If you mean that the space for this single experiment composed of two rolls (random variables X and Y) is the cartesian product of {x=1,x=2,x=3,x=4,x=5,x=6} and {y=1,y=2,y=3,y=4,y=5,y=6}, then I agree.

But the fact that each variable alone is defined on the "same" sample space {1,2,3,4,5,6} is irrelevant.

The situation is no different from the joint probability for random variables X and Z corresponding to a single experiment consisting of a dice roll and a coin toss, where the relevant space is the cartesian product of {x=1,x=2,x=3,x=4,x=5,x=6} and {z=1,z=2}.

And it is also similar for the situation you asked about, with a random variable Y and a "conditional" random variable X|Even. The relevant space is the cartesian product of {y=1,y=2,y=3,y=4,y=5,y=6} and {x=2,x=4,x=6}.

[bonoboTP]

Let's consider something with less independence, because it makes things harder to notice. Temperature indoors T1, temperature outdoors T2, IsOvercast O.
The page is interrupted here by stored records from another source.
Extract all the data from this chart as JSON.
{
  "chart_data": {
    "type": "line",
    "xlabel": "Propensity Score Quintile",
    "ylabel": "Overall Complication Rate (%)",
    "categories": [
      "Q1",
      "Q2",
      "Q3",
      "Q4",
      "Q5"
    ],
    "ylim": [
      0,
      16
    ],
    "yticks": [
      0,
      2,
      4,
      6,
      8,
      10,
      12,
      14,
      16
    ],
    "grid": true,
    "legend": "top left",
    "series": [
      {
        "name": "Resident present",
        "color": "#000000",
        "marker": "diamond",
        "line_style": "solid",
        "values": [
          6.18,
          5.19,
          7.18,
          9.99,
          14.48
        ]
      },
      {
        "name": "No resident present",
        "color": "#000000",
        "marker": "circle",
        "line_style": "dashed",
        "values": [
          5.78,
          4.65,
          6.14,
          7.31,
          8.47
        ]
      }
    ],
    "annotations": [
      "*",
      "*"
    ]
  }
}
Let's say T2|O=1 is a "conditional random variable". Let's consider the average temperature indoors and outdoors. What would ((T1|O=1) + T2)/2 even mean? How could you use the two "variables" in the same expression? What is even their joint distribution? They are defined over different spaces!
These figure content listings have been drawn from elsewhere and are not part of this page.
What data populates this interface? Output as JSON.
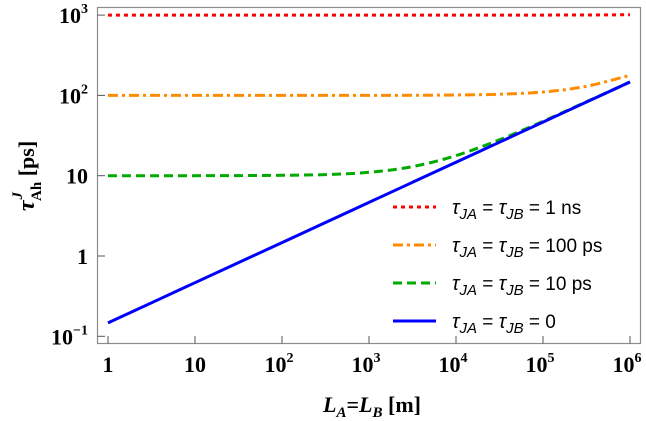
{
  "chart_data": {
    "type": "line",
    "title": "",
    "xlabel": "L_A=L_B [m]",
    "ylabel": "τ^J_Ah [ps]",
    "xscale": "log",
    "yscale": "log",
    "xlim": [
      1,
      1000000
    ],
    "ylim": [
      0.1,
      1000
    ],
    "grid": false,
    "legend_position": "lower right",
    "x_ticks": [
      {
        "base": "1",
        "exp": ""
      },
      {
        "base": "10",
        "exp": ""
      },
      {
        "base": "10",
        "exp": "2"
      },
      {
        "base": "10",
        "exp": "3"
      },
      {
        "base": "10",
        "exp": "4"
      },
      {
        "base": "10",
        "exp": "5"
      },
      {
        "base": "10",
        "exp": "6"
      }
    ],
    "y_ticks": [
      {
        "base": "10",
        "exp": "3",
        "value": 1000
      },
      {
        "base": "10",
        "exp": "2",
        "value": 100
      },
      {
        "base": "10",
        "exp": "",
        "value": 10
      },
      {
        "base": "1",
        "exp": "",
        "value": 1
      },
      {
        "base": "10",
        "exp": "−1",
        "value": 0.1
      }
    ],
    "x": [
      1,
      3.16,
      10,
      31.6,
      100,
      316,
      1000,
      3162,
      10000,
      31623,
      100000,
      316228,
      1000000
    ],
    "series": [
      {
        "name": "τJA = τJB = 1 ns",
        "color": "#ff0000",
        "style": "dotted",
        "values": [
          1000,
          1000,
          1000,
          1000,
          1000,
          1000,
          1000,
          1000,
          1000.1,
          1000.3,
          1001.1,
          1003.4,
          1010.8
        ]
      },
      {
        "name": "τJA = τJB = 100 ps",
        "color": "#ff8c00",
        "style": "dashdot",
        "values": [
          100,
          100,
          100,
          100,
          100,
          100.03,
          100.1,
          100.3,
          101.1,
          103.4,
          110.3,
          129.8,
          177.9
        ]
      },
      {
        "name": "τJA = τJB = 10 ps",
        "color": "#00aa00",
        "style": "dashed",
        "values": [
          10,
          10,
          10.01,
          10.03,
          10.11,
          10.33,
          11.03,
          12.98,
          17.8,
          27.97,
          47.56,
          83.3,
          147.3
        ]
      },
      {
        "name": "τJA = τJB = 0",
        "color": "#0000ff",
        "style": "solid",
        "values": [
          0.147,
          0.261,
          0.465,
          0.827,
          1.47,
          2.61,
          4.65,
          8.27,
          14.7,
          26.1,
          46.5,
          82.7,
          147
        ]
      }
    ]
  },
  "legend": [
    {
      "pre": "τ",
      "sub1": "JA",
      "mid": " = ",
      "tau2": "τ",
      "sub2": "JB",
      "post": " = 1 ns"
    },
    {
      "pre": "τ",
      "sub1": "JA",
      "mid": " = ",
      "tau2": "τ",
      "sub2": "JB",
      "post": " = 100 ps"
    },
    {
      "pre": "τ",
      "sub1": "JA",
      "mid": " = ",
      "tau2": "τ",
      "sub2": "JB",
      "post": " = 10 ps"
    },
    {
      "pre": "τ",
      "sub1": "JA",
      "mid": " = ",
      "tau2": "τ",
      "sub2": "JB",
      "post": " = 0"
    }
  ],
  "labels": {
    "x_main1": "L",
    "x_sub1": "A",
    "x_eq": "=",
    "x_main2": "L",
    "x_sub2": "B",
    "x_unit": " [m]",
    "y_main": "τ",
    "y_sup": "J",
    "y_sub": "Ah",
    "y_unit": " [ps]"
  }
}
This means, we must always carefully condition all variables used together on the exact same things. So ((T1|O=1) + (T2|O=1))/2 is valid. But then why do this on all variable instances that we use? It would be very tedious. At some point we want to get to a distribution (or some function of a distribution, like the expectation or variance), so it's much simpler to say for example P((T1 + T2)/2 | O=1), which is just a good old conditional distribution. Conditioning is an operation on a distribution and in my mind the bar (|) is really a slot in the P() notation and is short for P(A,B)/P(B). A bar popping up elsewhere (like in expectations) must be directly determined by the distribution (a random variable is not).

Overall, since you cannot mix differently conditioned "conditional random variables" in a single expression, you may just as well put your conditioning on the side of the whole expression in the P().

Not sure if my point is coming across...

[kgwgk]

> How could you use the two "variables" in the same expression?

Do you expect to be able to use every random variable which can be conceived in the same expression?

If you object to the name “conditional random variable” [+] that’s debatable, but if you say that the resulting thing is not a random variable I think you are wrong.

Another thing that is a random variable, even though I suspect you may not like it, is the probability distribution of a random variable.

[+] which I don’t think was actually used by the OP, by the way.